Robyn Lock
- Born: 22 February 1993 (age 32) Swindon, England
- Height: 1.65 m (5.4 ft)
- Weight: 78.18 kg (12.311 st)
- University: Swansea University
- Occupation(s): Sales manager, rugby player

Rugby union career
- Position: Hooker
- Current team: Gloucester-Hartpury

Senior career
- Years: Team / Apps / (Points)
- 2020–present: Gloucester-Hartpury
- –: Ospreys
- –: Swansea RFC

International career
- Years: Team / Apps / (Points)
- 2019–present: Wales / 6
- Correct as of 25 may 2021

= Robyn Lock =

Robyn Lock (born 22 February 1993) is a Welsh Rugby Union player who plays hooker for the Wales women's national rugby union team and Gloucester-Hartpury. She made her debut for the Wales national squad in 2019 and represented them at the 2021 Women's Six Nations Championship.

== Club career ==
Lock began playing rugby at the age of 19 while studying at Swansea University. In an interview, she said that playing rugby is "where I truly found myself".

After going on to captain her university rugby team, Lock began playing for Gorseinon in 2012, and in 2013 moved to Swansea RFC.

Following a battle with cancer, Lock returned to rugby for the Ospreys in the 2015 National Fosters 7s, and in 2018 was named the team's Player of the Year.

In 2020, Lock signed with her current club, Gloucester-Hartpury.

== International career ==
Lock was called up to the Wales women's squad in 2019, five years to the day that she was diagnosed with cancer. She made her international debut against Spain in Madrid at the 2019 Autumn Series, and then represented Wales in the 2020 and 2021 Women's Six Nations Championships.

Lock has won six caps during her rugby career to date.

== Personal life ==
As a child, Lock attended Commonweal School, followed by Cirencester College and then Swansea University, where she graduated with a degree in bioscience in 2016.

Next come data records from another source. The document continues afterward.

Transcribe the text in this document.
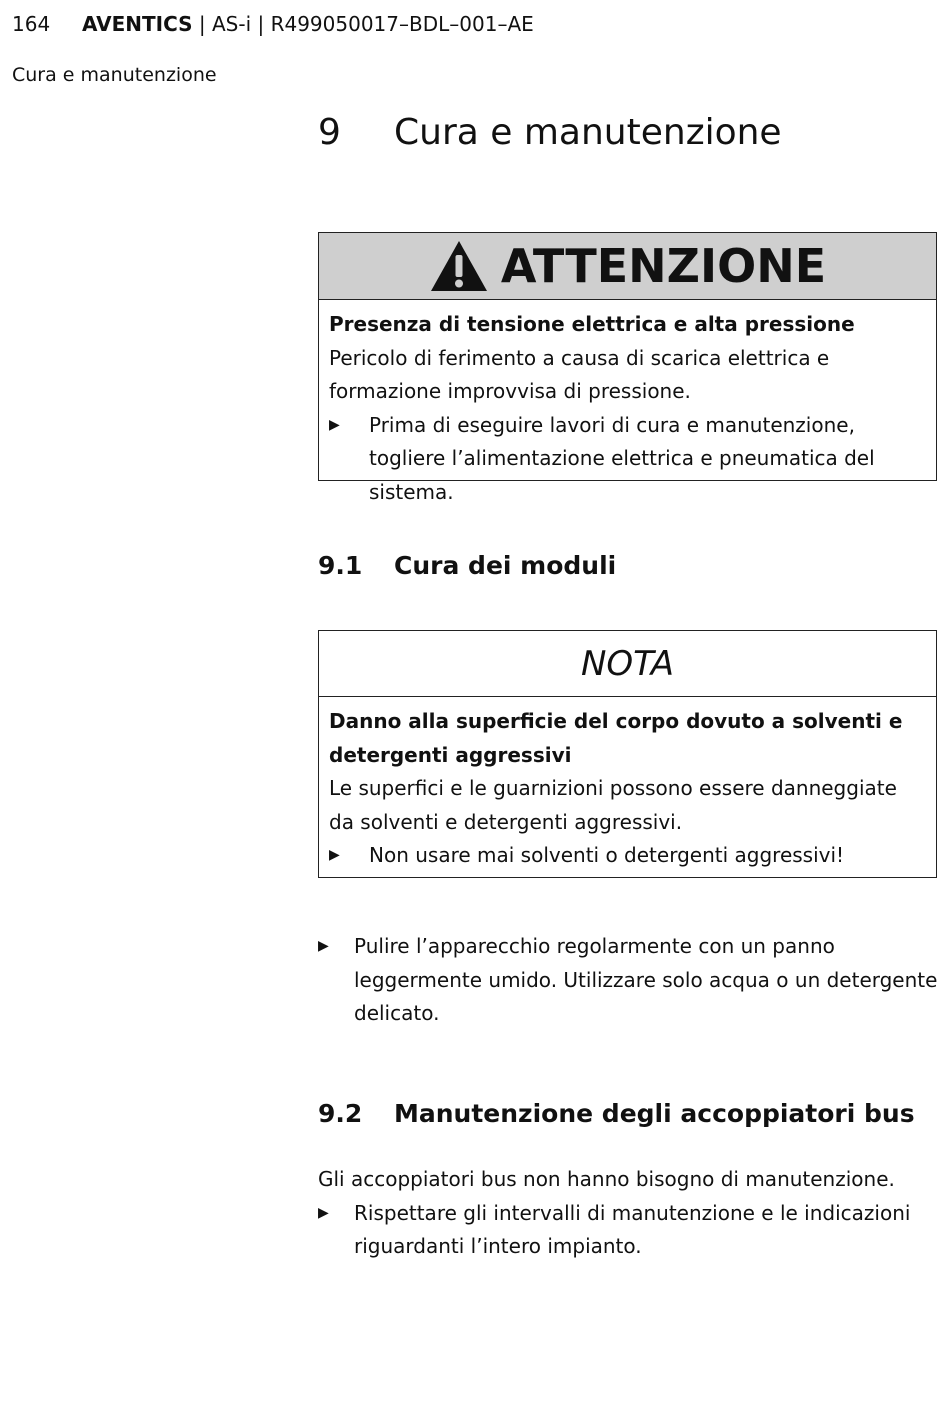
164 AVENTICS | AS-i | R499050017–BDL–001–AE
Cura e manutenzione
9 Cura e manutenzione
ATTENZIONE
Presenza di tensione elettrica e alta pressione
Pericolo di ferimento a causa di scarica elettrica e formazione improvvisa di pressione.
▶ Prima di eseguire lavori di cura e manutenzione, togliere l’alimentazione elettrica e pneumatica del sistema.
9.1 Cura dei moduli
NOTA
Danno alla superficie del corpo dovuto a solventi e detergenti aggressivi
Le superfici e le guarnizioni possono essere danneggiate da solventi e detergenti aggressivi.
▶ Non usare mai solventi o detergenti aggressivi!
▶ Pulire l’apparecchio regolarmente con un panno leggermente umido. Utilizzare solo acqua o un detergente delicato.
9.2 Manutenzione degli accoppiatori bus
Gli accoppiatori bus non hanno bisogno di manutenzione.
▶ Rispettare gli intervalli di manutenzione e le indicazioni riguardanti l’intero impianto.
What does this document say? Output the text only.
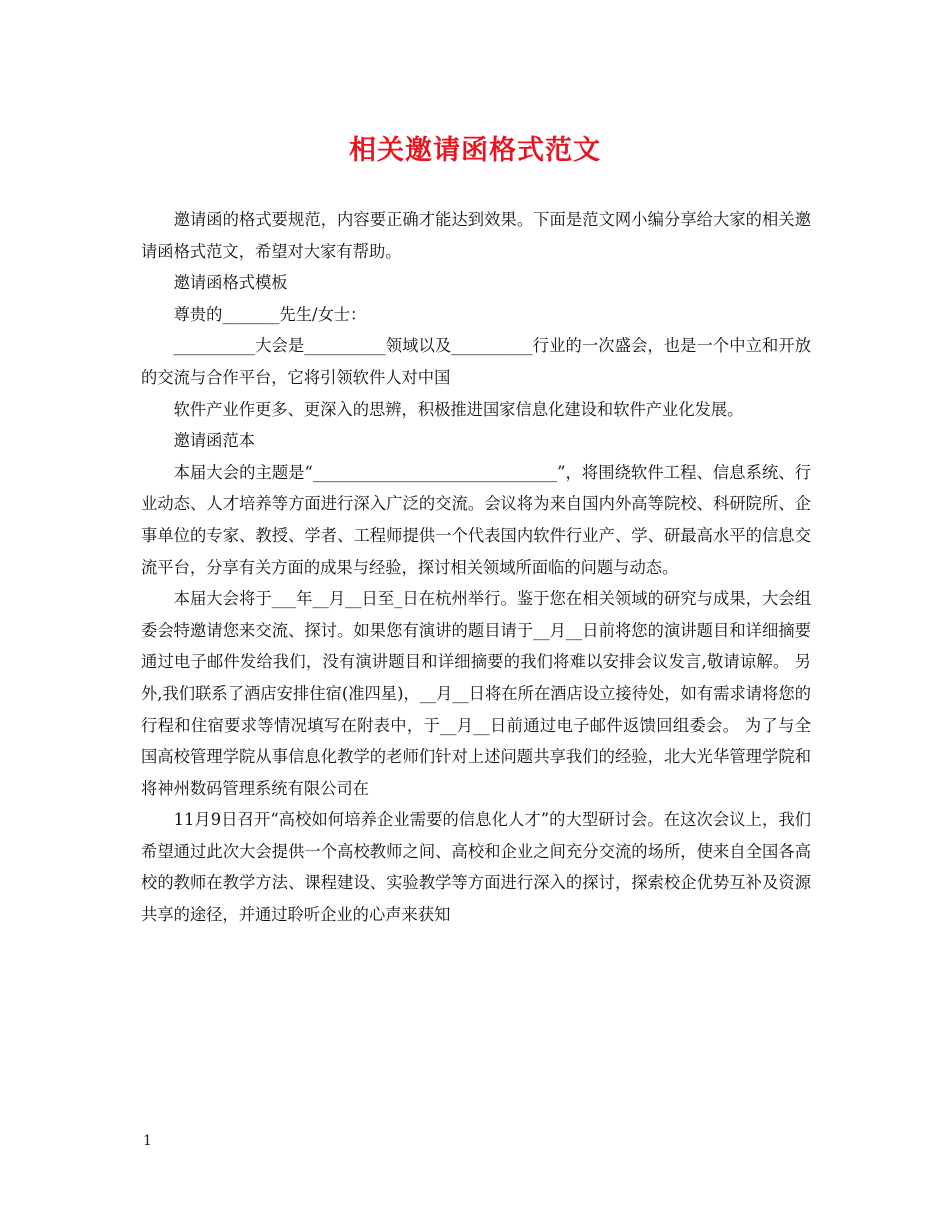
相关邀请函格式范文

邀请函的格式要规范，内容要正确才能达到效果。下面是范文网小编分享给大家的相关邀请函格式范文，希望对大家有帮助。

邀请函格式模板

尊贵的_______先生/女士：

__________大会是__________领域以及__________行业的一次盛会，也是一个中立和开放的交流与合作平台，它将引领软件人对中国

软件产业作更多、更深入的思辨，积极推进国家信息化建设和软件产业化发展。

邀请函范本

本届大会的主题是“______________________________”，将围绕软件工程、信息系统、行业动态、人才培养等方面进行深入广泛的交流。会议将为来自国内外高等院校、科研院所、企事单位的专家、教授、学者、工程师提供一个代表国内软件行业产、学、研最高水平的信息交流平台，分享有关方面的成果与经验，探讨相关领域所面临的问题与动态。

本届大会将于___年__月__日至_日在杭州举行。鉴于您在相关领域的研究与成果，大会组委会特邀请您来交流、探讨。如果您有演讲的题目请于__月__日前将您的演讲题目和详细摘要通过电子邮件发给我们，没有演讲题目和详细摘要的我们将难以安排会议发言,敬请谅解。 另外,我们联系了酒店安排住宿(准四星)，__月__日将在所在酒店设立接待处，如有需求请将您的行程和住宿要求等情况填写在附表中，于__月__日前通过电子邮件返馈回组委会。 为了与全国高校管理学院从事信息化教学的老师们针对上述问题共享我们的经验，北大光华管理学院和将神州数码管理系统有限公司在

11月9日召开“高校如何培养企业需要的信息化人才”的大型研讨会。在这次会议上，我们希望通过此次大会提供一个高校教师之间、高校和企业之间充分交流的场所，使来自全国各高校的教师在教学方法、课程建设、实验教学等方面进行深入的探讨，探索校企优势互补及资源共享的途径，并通过聆听企业的心声来获知

1
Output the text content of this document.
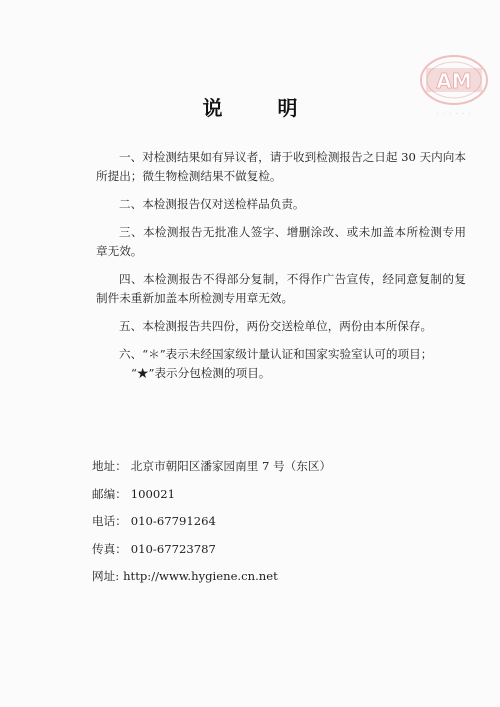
AM
· · · · · ·
说 明

一、对检测结果如有异议者，请于收到检测报告之日起 30 天内向本所提出；微生物检测结果不做复检。

二、本检测报告仅对送检样品负责。

三、本检测报告无批准人签字、增删涂改、或未加盖本所检测专用章无效。

四、本检测报告不得部分复制，不得作广告宣传，经同意复制的复制件未重新加盖本所检测专用章无效。

五、本检测报告共四份，两份交送检单位，两份由本所保存。

六、“＊”表示未经国家级计量认证和国家实验室认可的项目；

“★”表示分包检测的项目。

地址： 北京市朝阳区潘家园南里 7 号（东区）
邮编： 100021
电话： 010-67791264
传真： 010-67723787
网址: http://www.hygiene.cn.net
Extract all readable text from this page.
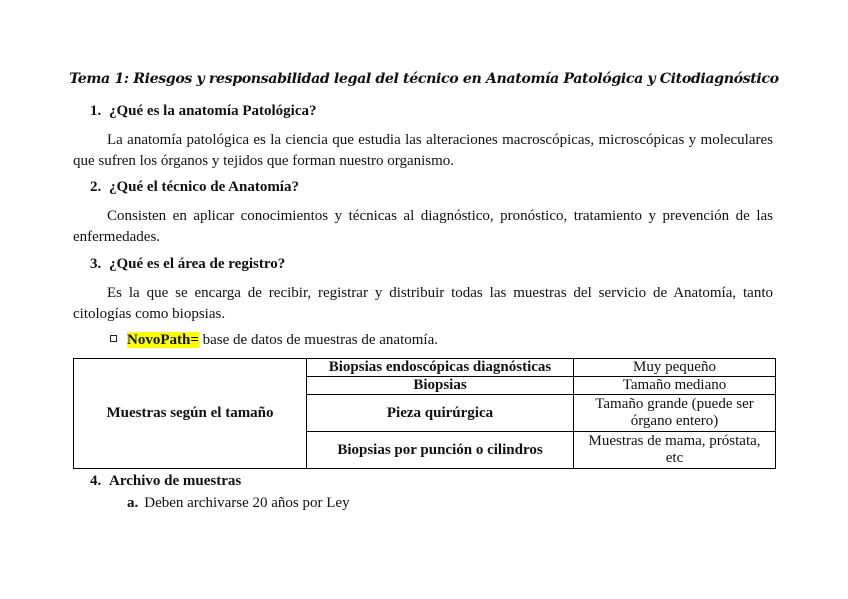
Tema 1: Riesgos y responsabilidad legal del técnico en Anatomía Patológica y Citodiagnóstico
1. ¿Qué es la anatomía Patológica?
La anatomía patológica es la ciencia que estudia las alteraciones macroscópicas, microscópicas y moleculares que sufren los órganos y tejidos que forman nuestro organismo.
2. ¿Qué el técnico de Anatomía?
Consisten en aplicar conocimientos y técnicas al diagnóstico, pronóstico, tratamiento y prevención de las enfermedades.
3. ¿Qué es el área de registro?
Es la que se encarga de recibir, registrar y distribuir todas las muestras del servicio de Anatomía, tanto citologías como biopsias.
NovoPath= base de datos de muestras de anatomía.
Muestras según el tamaño	Biopsias endoscópicas diagnósticas	Muy pequeño
	Biopsias	Tamaño mediano
	Pieza quirúrgica	Tamaño grande (puede ser órgano entero)
	Biopsias por punción o cilindros	Muestras de mama, próstata, etc
4. Archivo de muestras
a. Deben archivarse 20 años por Ley
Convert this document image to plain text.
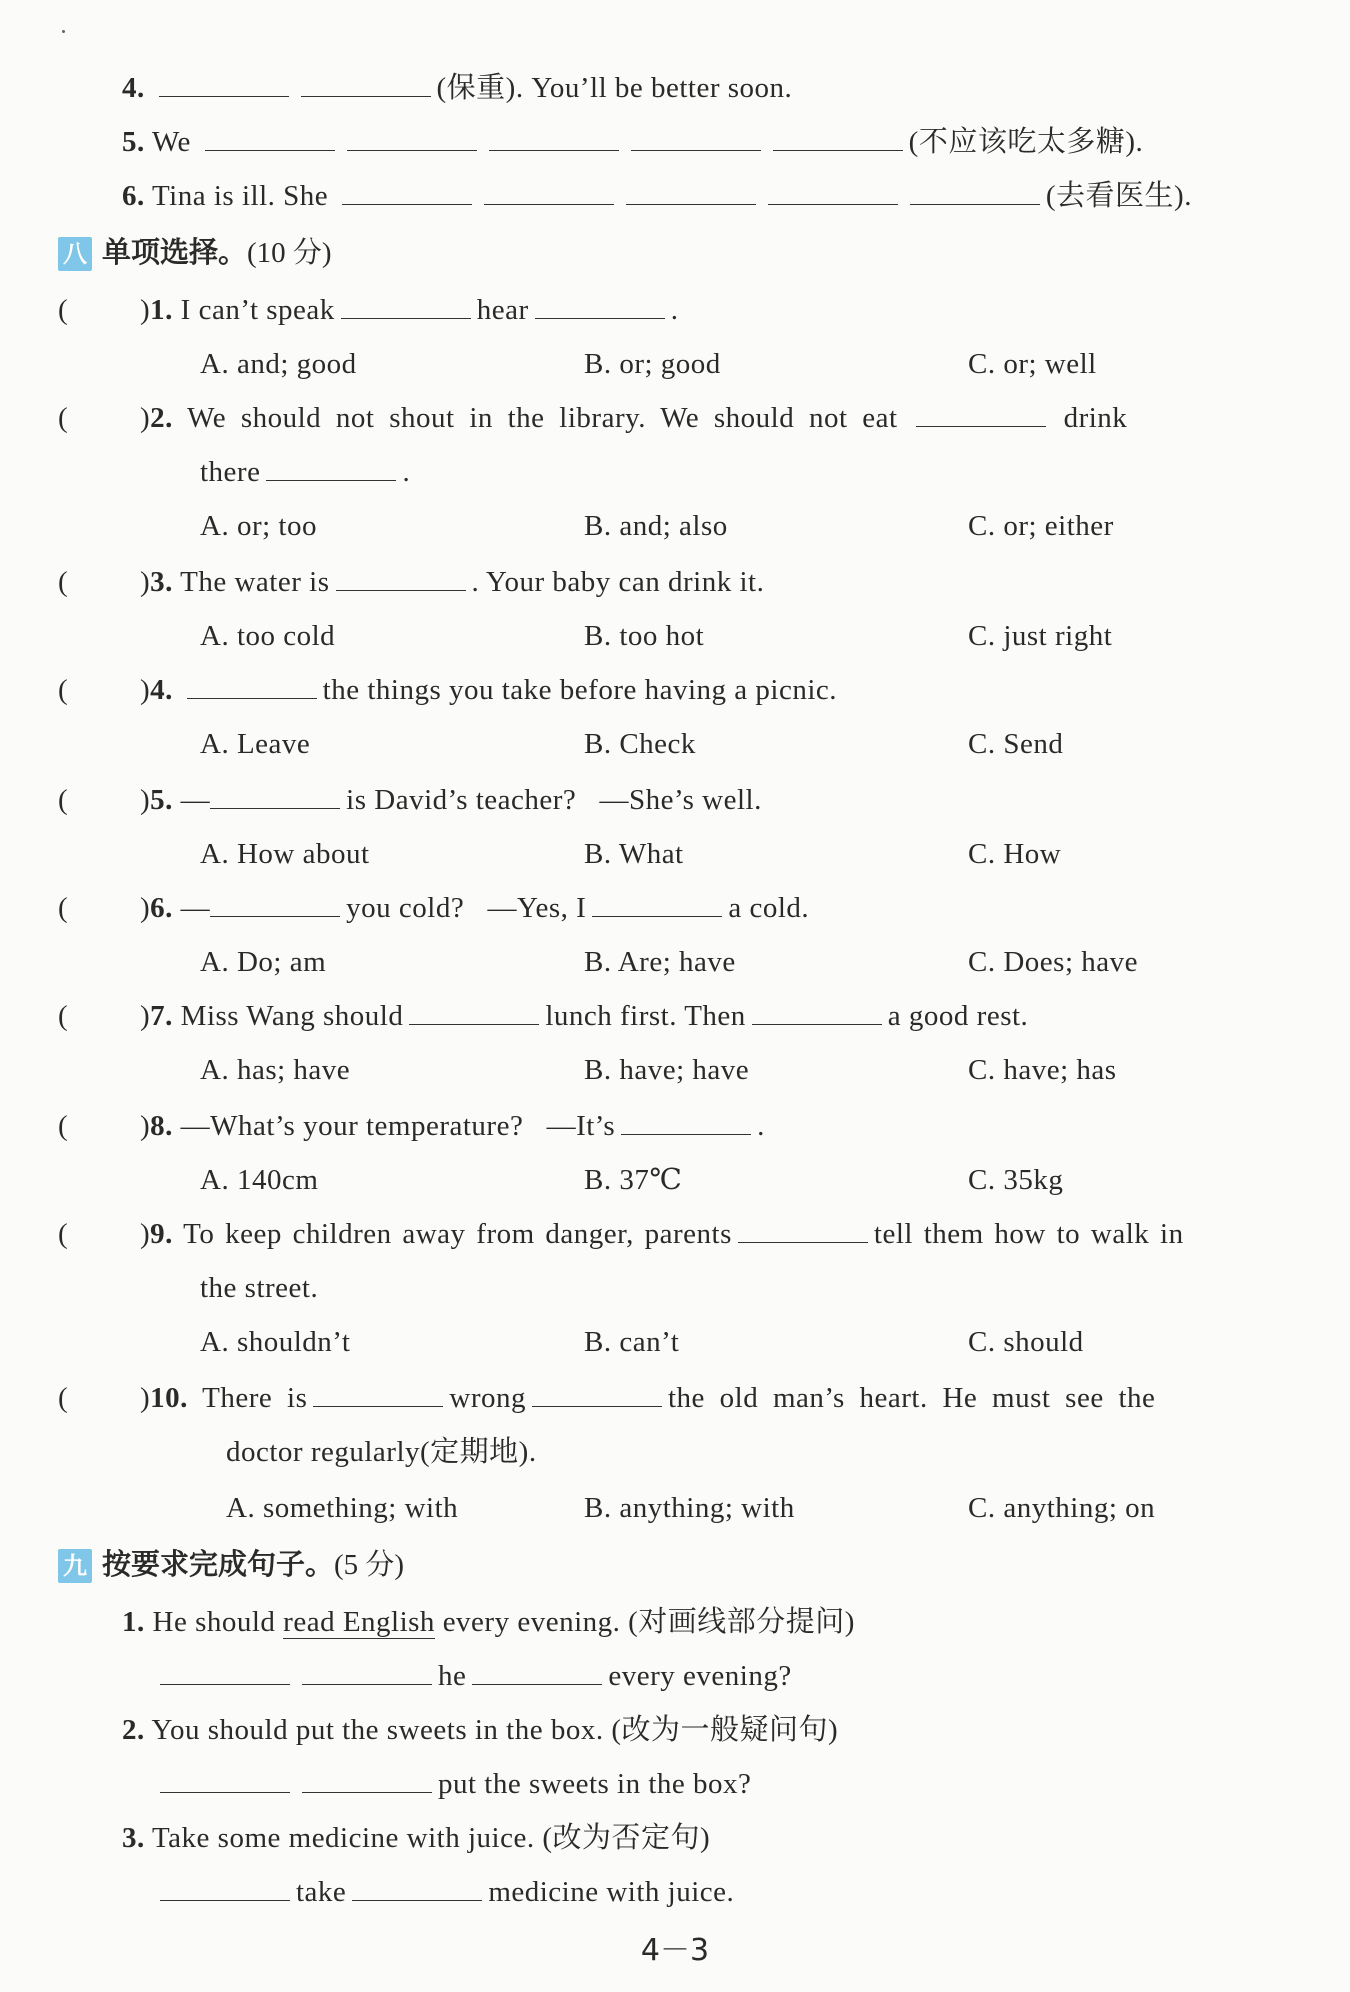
4.	(保重). You’ll be better soon.
5. We	(不应该吃太多糖).
6. Tina is ill. She	(去看医生).
八 单项选择。(10 分)
( )1. I can’t speak	hear	.
A. and; good	B. or; good	C. or; well
( )2. We should not shout in the library. We should not eat	drink
there	.
A. or; too	B. and; also	C. or; either
( )3. The water is	. Your baby can drink it.
A. too cold	B. too hot	C. just right
( )4.	the things you take before having a picnic.
A. Leave	B. Check	C. Send
( )5. —	is David’s teacher?   —She’s well.
A. How about	B. What	C. How
( )6. —	you cold?   —Yes, I	a cold.
A. Do; am	B. Are; have	C. Does; have
( )7. Miss Wang should	lunch first. Then	a good rest.
A. has; have	B. have; have	C. have; has
( )8. —What’s your temperature?   —It’s	.
A. 140cm	B. 37℃	C. 35kg
( )9. To keep children away from danger, parents	tell them how to walk in
the street.
A. shouldn’t	B. can’t	C. should
( )10. There is	wrong	the old man’s heart. He must see the
doctor regularly(定期地).
A. something; with	B. anything; with	C. anything; on
九 按要求完成句子。(5 分)
1. He should read English every evening. (对画线部分提问)
he	every evening?
2. You should put the sweets in the box. (改为一般疑问句)
put the sweets in the box?
3. Take some medicine with juice. (改为否定句)
take	medicine with juice.
4－3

In October 2014, Lock was diagnosed with Non-Hodgkin Lymphoma, which led to her deferring her third year of university and returning to her hometown of Swindon. She underwent six months of chemotherapy, and in April 2015 was officially declared in remission. Lock was considered clinically cured in April 2020.

After graduation, Lock took a role as sports officer for Swansea University, before becoming a sports development officer for Swansea Council in July 2017. Since May 2019, Lock has worked for not-for-profit leisure trust, Freedom Leisure, first as communities manager and then as sales manager.

Lock is also co-owner of didi rugby in South Wales, a youth rugby organisation designed to get young children active, teach them new skills and encourage them to have fun in a safe environment.